Memang di Negara Indonesia isu-isu
yang menyangkut agama masih sangat sensitif, oleh karena itu ketika isu-isu
yang tengah mengemuka dikalangan masyarakat khususnya tentang masalah agama,
akan memancing respon yang sangat keras dari kalangan masyarakat. Contohnya
ketika adanya berita tentang karikatur nabi di Denmark membuat Kedutaan Besar Denmark di Jakarta sempat
tutup selama tiga pekan untuk menghindari gangguan keamanan akibat aksi protes
warga Muslim atas penerbitan 12 karikatur Nabi Muhammad S.A.W.di koran Denmark,
Jyllands- Posten. Pada tahun 2006.[5]
Itu merupakan bukti kesensitifan masyarakat Indonesia dalam menanggapi setiap
isu-isu yang berbau agama dan keyakinan.
Contoh
lainnya adalah apada kerusuhan yang berbau agama di Ambon, Indikasi-indikasi yang ditemukan sebelum hingga pasca
kerusuhan, menunjukkan bahwa kerusuhan Ambon sudah direncanakan secara
sistematis. Bisa dipahami bahwa kerusuhan berkembang sangat cepat, eksesif dan
tak terkendali, tanpa disadari oleh masyarakat yang terlibat dalam konflik.
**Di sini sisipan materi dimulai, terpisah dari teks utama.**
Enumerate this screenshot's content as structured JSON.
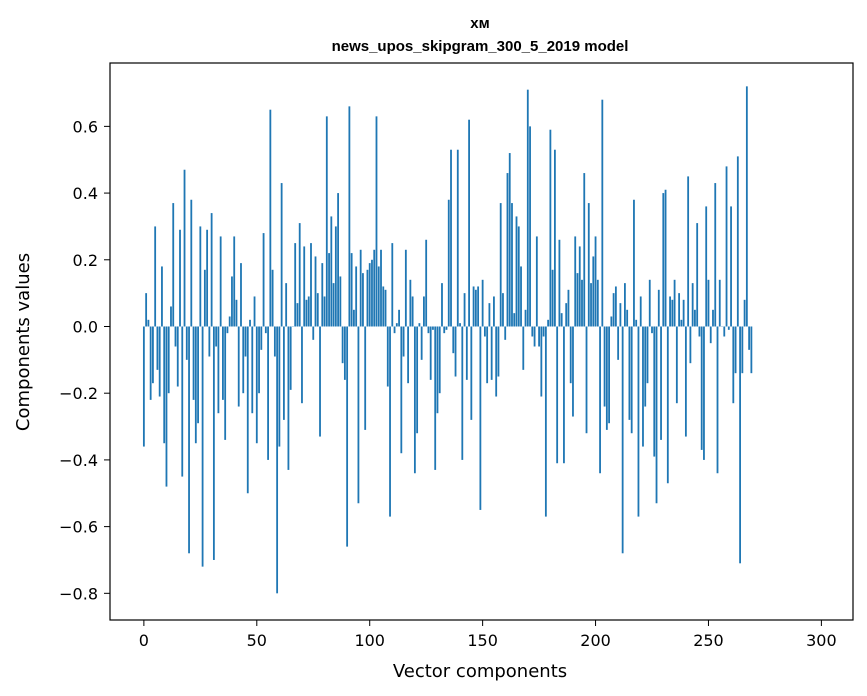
{
  "chart_data": {
    "type": "bar",
    "title_line1": "хм",
    "title_line2": "news_upos_skipgram_300_5_2019 model",
    "xlabel": "Vector components",
    "ylabel": "Components values",
    "xlim": [
      -15,
      314
    ],
    "ylim": [
      -0.88,
      0.79
    ],
    "xticks": [
      0,
      50,
      100,
      150,
      200,
      250,
      300
    ],
    "yticks": [
      -0.8,
      -0.6,
      -0.4,
      -0.2,
      0.0,
      0.2,
      0.4,
      0.6
    ],
    "ytick_labels": [
      "−0.8",
      "−0.6",
      "−0.4",
      "−0.2",
      "0.0",
      "0.2",
      "0.4",
      "0.6"
    ],
    "bar_color": "#1f77b4",
    "values": [
      -0.36,
      0.1,
      0.02,
      -0.22,
      -0.17,
      0.3,
      -0.13,
      -0.21,
      0.18,
      -0.35,
      -0.48,
      -0.2,
      0.06,
      0.37,
      -0.06,
      -0.18,
      0.29,
      -0.45,
      0.47,
      -0.1,
      -0.68,
      0.38,
      -0.22,
      -0.35,
      -0.29,
      0.3,
      -0.72,
      0.17,
      0.29,
      -0.09,
      0.34,
      -0.7,
      -0.06,
      -0.26,
      0.27,
      -0.22,
      -0.34,
      -0.02,
      0.03,
      0.15,
      0.27,
      0.08,
      -0.24,
      0.19,
      -0.2,
      -0.09,
      -0.5,
      0.02,
      -0.26,
      0.09,
      -0.35,
      -0.2,
      -0.07,
      0.28,
      -0.02,
      -0.4,
      0.65,
      0.17,
      -0.09,
      -0.8,
      -0.36,
      0.43,
      -0.28,
      0.13,
      -0.43,
      -0.19,
      0.0,
      0.25,
      0.07,
      0.31,
      -0.23,
      0.24,
      0.08,
      0.09,
      0.25,
      -0.04,
      0.21,
      0.1,
      -0.33,
      0.19,
      0.09,
      0.63,
      0.22,
      0.33,
      0.13,
      0.3,
      0.4,
      0.15,
      -0.11,
      -0.16,
      -0.66,
      0.66,
      0.22,
      0.05,
      0.18,
      -0.53,
      0.23,
      0.16,
      -0.31,
      0.17,
      0.19,
      0.2,
      0.23,
      0.63,
      0.18,
      0.23,
      0.12,
      0.11,
      -0.18,
      -0.57,
      0.25,
      -0.02,
      0.01,
      0.05,
      -0.38,
      -0.09,
      0.23,
      -0.17,
      0.14,
      0.09,
      -0.44,
      -0.32,
      0.01,
      -0.1,
      0.09,
      0.26,
      -0.02,
      -0.16,
      -0.01,
      -0.43,
      -0.26,
      -0.2,
      0.13,
      -0.02,
      -0.01,
      0.38,
      0.53,
      -0.08,
      -0.15,
      0.53,
      0.01,
      -0.4,
      0.1,
      -0.16,
      0.62,
      -0.28,
      0.12,
      0.11,
      0.12,
      -0.55,
      0.14,
      -0.03,
      -0.17,
      0.07,
      -0.16,
      0.09,
      -0.21,
      -0.15,
      0.37,
      0.1,
      -0.04,
      0.46,
      0.52,
      0.37,
      0.04,
      0.33,
      0.3,
      0.18,
      -0.13,
      0.05,
      0.71,
      0.6,
      -0.03,
      -0.06,
      0.27,
      -0.06,
      -0.21,
      -0.03,
      -0.57,
      0.02,
      0.59,
      0.17,
      0.53,
      -0.41,
      0.26,
      0.04,
      -0.41,
      0.07,
      0.11,
      -0.17,
      -0.27,
      0.27,
      0.16,
      0.24,
      0.14,
      0.46,
      -0.32,
      0.37,
      0.13,
      0.21,
      0.27,
      0.14,
      -0.44,
      0.68,
      -0.24,
      -0.31,
      -0.29,
      0.03,
      0.1,
      0.12,
      -0.1,
      0.07,
      -0.68,
      0.13,
      0.05,
      -0.28,
      -0.32,
      0.38,
      0.02,
      -0.57,
      0.09,
      -0.36,
      -0.24,
      -0.17,
      0.14,
      -0.02,
      -0.39,
      -0.53,
      0.11,
      -0.34,
      0.4,
      0.41,
      -0.47,
      0.09,
      0.08,
      0.14,
      -0.23,
      0.1,
      0.02,
      0.08,
      -0.33,
      0.45,
      -0.11,
      0.13,
      0.05,
      0.31,
      -0.03,
      -0.37,
      -0.4,
      0.36,
      0.14,
      -0.05,
      0.05,
      0.43,
      -0.44,
      0.14,
      0.0,
      -0.03,
      0.48,
      -0.01,
      0.36,
      -0.23,
      -0.14,
      0.51,
      -0.71,
      -0.14,
      0.08,
      0.72,
      -0.07,
      -0.14
    ]
  }
}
Pihak perekayasa tampaknya telah belajar banyak dari kerusuhan-kerusuhan yang
terjadi sebelumnya (27 Juli, Situbondo, Tasikmalaya, tragedi Mei, “Dukun
Santet”, Ketapang, Kupang, Sambas, dll). Kerusuhan-kerusuhan yang terjadi
sebelum peristiwa Ambon telah dipahami dan dibaca masyarakat sebagai hasil
“rekayasa elite politis”. Sementara pada kasus Ambon lebih banyak masyarakat
membaca kerusuhan sebagai konflik agama semata. Ini terjadi, selain karena
rekayasa kerusuhan Ambon itu rapi dan sistematis, juga karena kondisi
masyarakat sipil masih rentan terhadap aksi adu domba.
Bukan
hanya isu-isu agama yang menyangkut pelecehan yang rawan akan adu domba di
kalangan masyarakat Indonesia, namun juga aliran-aliran baru dalam satu agama
yang dianggap sesat contohnya adalah persoalan ahmadiyah yang sampai saat ini
masih diperdebatkan. Oleh karenyanya pencegahan dari mudahnya masyarakat
indoenesia dalam terprofokasi isu-isu agama sangatlah penting, sedini mungkin
masyarakat harus belajar bertoleransi yang dapat mempersatukan bangsa
salahsatunya dengan metode peer Interection tersebut dan juga pendidikan
berbasis liberal yang juga dijelaskan oleh prof chaedar dalam tulisannya.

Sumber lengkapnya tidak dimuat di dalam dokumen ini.